In our previous networking blooper stories, we've shared with you many true tales of woe submitted to us by SearchNetworking.com members. We've made it our duty to try to teach you something while relaying the story. We have also received many bloopers from which we can't really spin a lesson -– but they are amusing and just might make you laugh. We've decided to combine a few of those silly bloopers here just for your enjoyment. Here...
This story was submitted by Greg Kelley:
When Kelley was working in a computer lab at a university, he had a student tell him that her mouse was broken. Kelley said, "Really?" As they were walking to the computer, she said, "Yeah, the buttons are on the bottom." Intrigued, Kelley stepped up to the computer, then rotated her mouse 180 degrees so that the buttons were at the top again. In her defense, she did catch on before he rotated the mouse.
This tale was submitted by Annette Boulia:
Five years ago, when she was a very junior network administrator, Boulia was asked to go out into the field to change the configuration on one of the company routers. Because of the delicacy of the matter, her boss wanted her to go to the site in case anything went wrong. As Boulia was changing the configuration, she made her last entry, "no ip," on the interface she was connected to. Well, we all know what that does. You got it -- she lost connectivity. Of course, Boulia panicked, while the customers all stood around wondering what was going on. Feeling very frustrated and nervous, Boulia had to call her boss and tell him what she had done. He laughed and asked her whether she had committed the changes. When she replied that she hadn't, he told her to reboot the router.

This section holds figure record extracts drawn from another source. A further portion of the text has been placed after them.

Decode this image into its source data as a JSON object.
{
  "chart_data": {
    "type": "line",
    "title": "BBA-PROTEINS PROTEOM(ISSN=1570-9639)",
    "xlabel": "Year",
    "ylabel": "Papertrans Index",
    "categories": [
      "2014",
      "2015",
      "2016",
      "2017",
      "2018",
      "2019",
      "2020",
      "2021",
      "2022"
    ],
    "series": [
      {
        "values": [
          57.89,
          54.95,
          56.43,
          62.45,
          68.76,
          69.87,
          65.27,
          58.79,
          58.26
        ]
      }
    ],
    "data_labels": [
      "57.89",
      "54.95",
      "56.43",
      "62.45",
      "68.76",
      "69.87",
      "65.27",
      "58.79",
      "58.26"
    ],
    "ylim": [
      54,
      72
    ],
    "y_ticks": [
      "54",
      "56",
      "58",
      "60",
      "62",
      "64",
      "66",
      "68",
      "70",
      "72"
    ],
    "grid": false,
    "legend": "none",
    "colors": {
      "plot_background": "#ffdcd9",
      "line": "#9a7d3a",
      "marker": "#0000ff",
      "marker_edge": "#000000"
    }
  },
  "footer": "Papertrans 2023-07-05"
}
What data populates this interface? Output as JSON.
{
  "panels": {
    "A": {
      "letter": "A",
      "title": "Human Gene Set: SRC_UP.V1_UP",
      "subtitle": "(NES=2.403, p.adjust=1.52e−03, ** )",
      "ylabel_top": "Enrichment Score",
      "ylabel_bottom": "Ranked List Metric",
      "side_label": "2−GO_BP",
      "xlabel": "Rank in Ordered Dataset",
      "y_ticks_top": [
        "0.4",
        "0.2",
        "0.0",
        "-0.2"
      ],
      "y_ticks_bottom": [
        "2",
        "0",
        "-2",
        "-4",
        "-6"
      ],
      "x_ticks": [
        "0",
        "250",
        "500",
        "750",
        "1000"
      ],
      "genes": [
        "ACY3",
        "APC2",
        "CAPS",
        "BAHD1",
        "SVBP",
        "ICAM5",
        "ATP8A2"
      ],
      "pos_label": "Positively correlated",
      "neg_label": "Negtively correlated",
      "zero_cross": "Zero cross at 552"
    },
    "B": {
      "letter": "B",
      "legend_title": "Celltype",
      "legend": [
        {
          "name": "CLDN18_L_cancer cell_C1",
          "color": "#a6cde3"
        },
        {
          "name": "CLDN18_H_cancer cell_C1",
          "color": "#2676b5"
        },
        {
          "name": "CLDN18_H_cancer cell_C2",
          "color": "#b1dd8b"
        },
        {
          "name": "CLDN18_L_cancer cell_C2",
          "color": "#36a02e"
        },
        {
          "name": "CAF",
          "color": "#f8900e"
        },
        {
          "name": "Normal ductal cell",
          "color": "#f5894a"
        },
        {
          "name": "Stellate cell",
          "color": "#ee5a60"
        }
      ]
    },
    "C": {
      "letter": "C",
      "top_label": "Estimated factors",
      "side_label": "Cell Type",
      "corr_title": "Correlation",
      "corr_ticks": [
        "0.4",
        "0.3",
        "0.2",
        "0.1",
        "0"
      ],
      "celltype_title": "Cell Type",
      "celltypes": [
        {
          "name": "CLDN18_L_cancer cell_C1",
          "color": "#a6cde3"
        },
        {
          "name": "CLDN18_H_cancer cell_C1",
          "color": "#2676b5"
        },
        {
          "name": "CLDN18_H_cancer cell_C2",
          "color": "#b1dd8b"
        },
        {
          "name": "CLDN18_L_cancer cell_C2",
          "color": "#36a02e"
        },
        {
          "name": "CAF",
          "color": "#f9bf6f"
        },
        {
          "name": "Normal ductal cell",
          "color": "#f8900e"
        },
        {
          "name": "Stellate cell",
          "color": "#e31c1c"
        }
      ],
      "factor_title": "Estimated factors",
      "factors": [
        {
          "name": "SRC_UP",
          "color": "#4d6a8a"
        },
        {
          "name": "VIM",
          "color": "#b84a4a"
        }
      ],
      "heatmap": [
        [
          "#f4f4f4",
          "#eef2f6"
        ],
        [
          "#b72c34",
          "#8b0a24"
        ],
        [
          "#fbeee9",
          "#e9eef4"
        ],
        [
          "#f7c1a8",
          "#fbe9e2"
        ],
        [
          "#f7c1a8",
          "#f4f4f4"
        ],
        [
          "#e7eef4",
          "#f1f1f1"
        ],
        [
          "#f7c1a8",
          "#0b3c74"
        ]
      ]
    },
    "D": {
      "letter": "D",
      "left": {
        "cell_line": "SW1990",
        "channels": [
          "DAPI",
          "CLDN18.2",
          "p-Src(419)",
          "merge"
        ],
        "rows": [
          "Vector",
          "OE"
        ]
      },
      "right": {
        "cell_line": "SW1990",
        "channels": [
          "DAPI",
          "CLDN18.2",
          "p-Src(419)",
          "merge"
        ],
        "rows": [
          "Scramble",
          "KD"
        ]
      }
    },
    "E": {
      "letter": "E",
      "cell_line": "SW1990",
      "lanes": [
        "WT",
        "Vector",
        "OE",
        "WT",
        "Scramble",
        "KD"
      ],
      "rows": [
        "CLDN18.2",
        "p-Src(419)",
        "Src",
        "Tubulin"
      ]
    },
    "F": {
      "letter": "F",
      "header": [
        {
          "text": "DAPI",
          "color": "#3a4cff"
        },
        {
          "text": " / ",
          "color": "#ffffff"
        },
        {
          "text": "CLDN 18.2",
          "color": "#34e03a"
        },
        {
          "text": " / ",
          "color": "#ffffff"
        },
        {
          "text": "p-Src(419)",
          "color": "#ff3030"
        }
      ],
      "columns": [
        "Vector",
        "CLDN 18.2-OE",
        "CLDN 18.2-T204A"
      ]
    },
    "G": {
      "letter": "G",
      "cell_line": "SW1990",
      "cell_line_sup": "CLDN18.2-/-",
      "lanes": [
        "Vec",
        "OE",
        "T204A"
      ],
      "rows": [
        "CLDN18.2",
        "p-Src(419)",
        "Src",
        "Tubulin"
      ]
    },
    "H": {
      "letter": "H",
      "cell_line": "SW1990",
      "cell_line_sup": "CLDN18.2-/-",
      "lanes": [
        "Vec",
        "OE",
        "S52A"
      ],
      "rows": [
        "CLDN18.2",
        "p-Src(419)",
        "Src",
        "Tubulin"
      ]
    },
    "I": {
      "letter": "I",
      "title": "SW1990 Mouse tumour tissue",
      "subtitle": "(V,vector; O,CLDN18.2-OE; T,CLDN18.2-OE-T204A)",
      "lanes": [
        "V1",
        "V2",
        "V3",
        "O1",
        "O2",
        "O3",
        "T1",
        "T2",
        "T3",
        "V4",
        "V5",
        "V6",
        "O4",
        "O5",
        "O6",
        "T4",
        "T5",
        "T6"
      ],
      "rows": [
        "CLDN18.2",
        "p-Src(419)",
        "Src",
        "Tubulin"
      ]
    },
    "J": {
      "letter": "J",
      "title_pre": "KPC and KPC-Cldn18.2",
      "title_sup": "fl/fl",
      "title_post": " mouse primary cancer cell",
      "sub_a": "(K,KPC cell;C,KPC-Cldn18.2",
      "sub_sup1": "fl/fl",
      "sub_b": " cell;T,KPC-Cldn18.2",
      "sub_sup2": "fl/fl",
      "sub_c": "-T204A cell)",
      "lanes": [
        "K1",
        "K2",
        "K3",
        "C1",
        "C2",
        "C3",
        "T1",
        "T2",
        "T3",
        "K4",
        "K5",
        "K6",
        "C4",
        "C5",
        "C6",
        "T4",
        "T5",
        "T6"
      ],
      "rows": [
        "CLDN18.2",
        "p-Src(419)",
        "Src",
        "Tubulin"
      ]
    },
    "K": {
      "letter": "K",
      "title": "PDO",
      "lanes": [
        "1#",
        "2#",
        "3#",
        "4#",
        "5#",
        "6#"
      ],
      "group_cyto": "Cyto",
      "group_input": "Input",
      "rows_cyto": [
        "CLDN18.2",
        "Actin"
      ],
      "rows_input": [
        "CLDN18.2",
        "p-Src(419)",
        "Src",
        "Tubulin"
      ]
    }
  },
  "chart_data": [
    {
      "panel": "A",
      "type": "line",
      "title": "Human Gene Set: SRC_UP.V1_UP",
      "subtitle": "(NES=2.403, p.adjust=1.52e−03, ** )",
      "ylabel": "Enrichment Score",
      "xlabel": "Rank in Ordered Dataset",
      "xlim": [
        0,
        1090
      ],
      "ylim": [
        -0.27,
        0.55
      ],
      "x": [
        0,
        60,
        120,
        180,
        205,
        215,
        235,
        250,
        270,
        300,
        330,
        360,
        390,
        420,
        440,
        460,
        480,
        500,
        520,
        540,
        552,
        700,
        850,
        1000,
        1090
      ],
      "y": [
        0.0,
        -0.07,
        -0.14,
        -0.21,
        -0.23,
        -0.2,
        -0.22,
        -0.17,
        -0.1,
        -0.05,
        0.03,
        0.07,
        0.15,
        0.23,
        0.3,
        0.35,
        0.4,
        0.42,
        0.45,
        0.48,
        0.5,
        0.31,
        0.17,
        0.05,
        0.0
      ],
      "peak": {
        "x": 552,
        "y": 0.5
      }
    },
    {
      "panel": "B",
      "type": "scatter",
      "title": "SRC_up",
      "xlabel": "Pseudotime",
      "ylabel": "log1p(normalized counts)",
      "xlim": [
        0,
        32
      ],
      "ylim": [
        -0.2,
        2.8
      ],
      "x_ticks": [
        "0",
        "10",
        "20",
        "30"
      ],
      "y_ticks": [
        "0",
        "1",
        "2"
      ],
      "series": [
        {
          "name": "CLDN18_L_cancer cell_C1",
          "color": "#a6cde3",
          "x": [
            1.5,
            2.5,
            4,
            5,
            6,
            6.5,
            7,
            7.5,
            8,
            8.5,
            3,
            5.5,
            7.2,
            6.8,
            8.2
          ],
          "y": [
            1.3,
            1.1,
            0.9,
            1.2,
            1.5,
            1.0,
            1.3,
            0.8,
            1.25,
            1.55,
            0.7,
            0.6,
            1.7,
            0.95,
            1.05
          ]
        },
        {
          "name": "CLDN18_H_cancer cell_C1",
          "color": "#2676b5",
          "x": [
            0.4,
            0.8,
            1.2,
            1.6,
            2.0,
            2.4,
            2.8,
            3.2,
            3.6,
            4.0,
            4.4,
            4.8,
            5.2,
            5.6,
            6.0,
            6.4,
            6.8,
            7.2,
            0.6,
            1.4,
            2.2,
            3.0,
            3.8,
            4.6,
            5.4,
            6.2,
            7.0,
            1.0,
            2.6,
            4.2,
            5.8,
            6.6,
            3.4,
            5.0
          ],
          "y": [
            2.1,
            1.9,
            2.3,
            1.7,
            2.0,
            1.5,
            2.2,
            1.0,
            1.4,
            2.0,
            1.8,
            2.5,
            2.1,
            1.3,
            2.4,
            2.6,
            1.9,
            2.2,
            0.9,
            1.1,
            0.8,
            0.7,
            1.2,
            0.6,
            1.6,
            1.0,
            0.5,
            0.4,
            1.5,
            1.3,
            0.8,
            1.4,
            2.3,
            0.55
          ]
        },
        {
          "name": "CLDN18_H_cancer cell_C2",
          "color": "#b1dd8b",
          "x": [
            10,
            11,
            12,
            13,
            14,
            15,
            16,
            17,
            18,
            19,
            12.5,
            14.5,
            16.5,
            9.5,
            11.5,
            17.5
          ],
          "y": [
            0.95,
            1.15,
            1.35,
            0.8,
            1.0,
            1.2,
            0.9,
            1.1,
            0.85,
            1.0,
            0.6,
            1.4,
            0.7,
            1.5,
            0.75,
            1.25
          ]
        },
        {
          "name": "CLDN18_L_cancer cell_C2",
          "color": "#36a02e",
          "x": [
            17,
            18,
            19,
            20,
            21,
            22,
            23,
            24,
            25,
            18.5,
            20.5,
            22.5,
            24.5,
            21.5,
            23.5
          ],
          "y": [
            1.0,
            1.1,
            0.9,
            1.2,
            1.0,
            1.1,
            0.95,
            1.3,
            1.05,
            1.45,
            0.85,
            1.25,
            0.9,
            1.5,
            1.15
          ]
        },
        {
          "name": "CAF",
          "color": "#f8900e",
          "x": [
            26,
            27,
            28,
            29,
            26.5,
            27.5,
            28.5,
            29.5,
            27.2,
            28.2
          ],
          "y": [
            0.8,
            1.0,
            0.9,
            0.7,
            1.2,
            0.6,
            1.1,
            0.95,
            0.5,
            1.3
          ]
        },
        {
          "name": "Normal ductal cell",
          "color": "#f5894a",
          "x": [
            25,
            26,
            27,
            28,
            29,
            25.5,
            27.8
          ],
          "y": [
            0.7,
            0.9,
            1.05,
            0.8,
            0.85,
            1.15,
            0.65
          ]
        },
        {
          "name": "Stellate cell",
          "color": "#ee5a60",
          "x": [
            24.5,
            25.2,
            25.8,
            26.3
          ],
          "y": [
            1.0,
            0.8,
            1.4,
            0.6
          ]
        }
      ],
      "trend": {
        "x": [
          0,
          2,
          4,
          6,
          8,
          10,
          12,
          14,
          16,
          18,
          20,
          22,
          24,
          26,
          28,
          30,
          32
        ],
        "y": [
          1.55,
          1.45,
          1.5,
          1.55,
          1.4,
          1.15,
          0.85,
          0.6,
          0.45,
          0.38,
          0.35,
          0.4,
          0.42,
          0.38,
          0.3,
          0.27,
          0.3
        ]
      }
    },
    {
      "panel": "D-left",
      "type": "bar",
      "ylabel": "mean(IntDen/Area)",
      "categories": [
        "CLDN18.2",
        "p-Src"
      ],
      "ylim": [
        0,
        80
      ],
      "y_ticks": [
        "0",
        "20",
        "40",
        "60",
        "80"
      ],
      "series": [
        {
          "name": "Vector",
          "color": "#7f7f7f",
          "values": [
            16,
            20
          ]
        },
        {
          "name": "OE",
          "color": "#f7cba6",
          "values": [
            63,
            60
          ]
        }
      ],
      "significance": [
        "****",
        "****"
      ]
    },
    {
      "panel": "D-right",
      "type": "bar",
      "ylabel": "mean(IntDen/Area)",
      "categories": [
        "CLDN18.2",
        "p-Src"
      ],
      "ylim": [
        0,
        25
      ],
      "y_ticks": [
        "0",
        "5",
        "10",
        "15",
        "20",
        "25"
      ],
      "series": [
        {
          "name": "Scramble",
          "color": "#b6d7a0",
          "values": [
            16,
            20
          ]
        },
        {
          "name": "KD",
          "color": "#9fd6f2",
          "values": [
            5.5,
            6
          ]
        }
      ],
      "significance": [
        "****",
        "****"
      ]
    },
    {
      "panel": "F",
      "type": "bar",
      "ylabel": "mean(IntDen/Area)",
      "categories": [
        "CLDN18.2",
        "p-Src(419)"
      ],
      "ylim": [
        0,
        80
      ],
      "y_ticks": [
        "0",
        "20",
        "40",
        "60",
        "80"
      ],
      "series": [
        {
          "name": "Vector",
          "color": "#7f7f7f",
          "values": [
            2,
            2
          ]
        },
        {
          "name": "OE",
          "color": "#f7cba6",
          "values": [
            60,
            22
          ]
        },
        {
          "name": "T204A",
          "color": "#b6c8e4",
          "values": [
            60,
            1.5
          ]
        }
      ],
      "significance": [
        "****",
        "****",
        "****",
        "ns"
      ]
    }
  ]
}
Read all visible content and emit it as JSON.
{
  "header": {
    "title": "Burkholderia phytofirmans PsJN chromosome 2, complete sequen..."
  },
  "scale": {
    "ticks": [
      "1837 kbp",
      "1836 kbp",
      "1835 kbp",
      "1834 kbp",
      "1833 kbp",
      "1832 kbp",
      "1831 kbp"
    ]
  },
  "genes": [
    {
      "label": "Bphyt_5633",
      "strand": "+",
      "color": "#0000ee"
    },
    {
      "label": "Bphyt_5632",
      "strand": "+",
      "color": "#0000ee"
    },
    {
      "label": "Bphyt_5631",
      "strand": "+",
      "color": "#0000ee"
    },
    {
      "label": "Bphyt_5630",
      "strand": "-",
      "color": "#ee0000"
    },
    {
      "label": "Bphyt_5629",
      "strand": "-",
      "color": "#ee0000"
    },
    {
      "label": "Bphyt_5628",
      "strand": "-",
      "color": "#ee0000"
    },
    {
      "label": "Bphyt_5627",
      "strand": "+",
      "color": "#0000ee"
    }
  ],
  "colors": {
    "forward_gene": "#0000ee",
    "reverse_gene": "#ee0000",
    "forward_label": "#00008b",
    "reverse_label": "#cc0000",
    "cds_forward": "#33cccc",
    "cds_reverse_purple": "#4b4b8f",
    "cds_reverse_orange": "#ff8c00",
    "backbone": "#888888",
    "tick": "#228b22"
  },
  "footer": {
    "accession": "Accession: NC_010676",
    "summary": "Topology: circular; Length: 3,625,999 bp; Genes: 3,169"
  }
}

Here, Kevin Pruett shares his story:
About seven years ago, during Pruett's first AS/400 IPL (initial program load), he was following the process in the manual he had received from his AS/400 administrator's course when he suddenly realized, while looking at the blinking cursor, that he had ended all of the subsystems from a terminal emulation session. What this basically means is that he had terminated all means of administrative access to the AS/400. After about 25 harrowing minutes of wondering what in the world to do (and looking through the help wanted section), he decided to take a chance and unplug the UPS from the wall. The AS/400 was configured to perform an orderly shutdown in the event of a power failure, and he was hoping that it would still perform that function. Thankfully, it did, and all was well.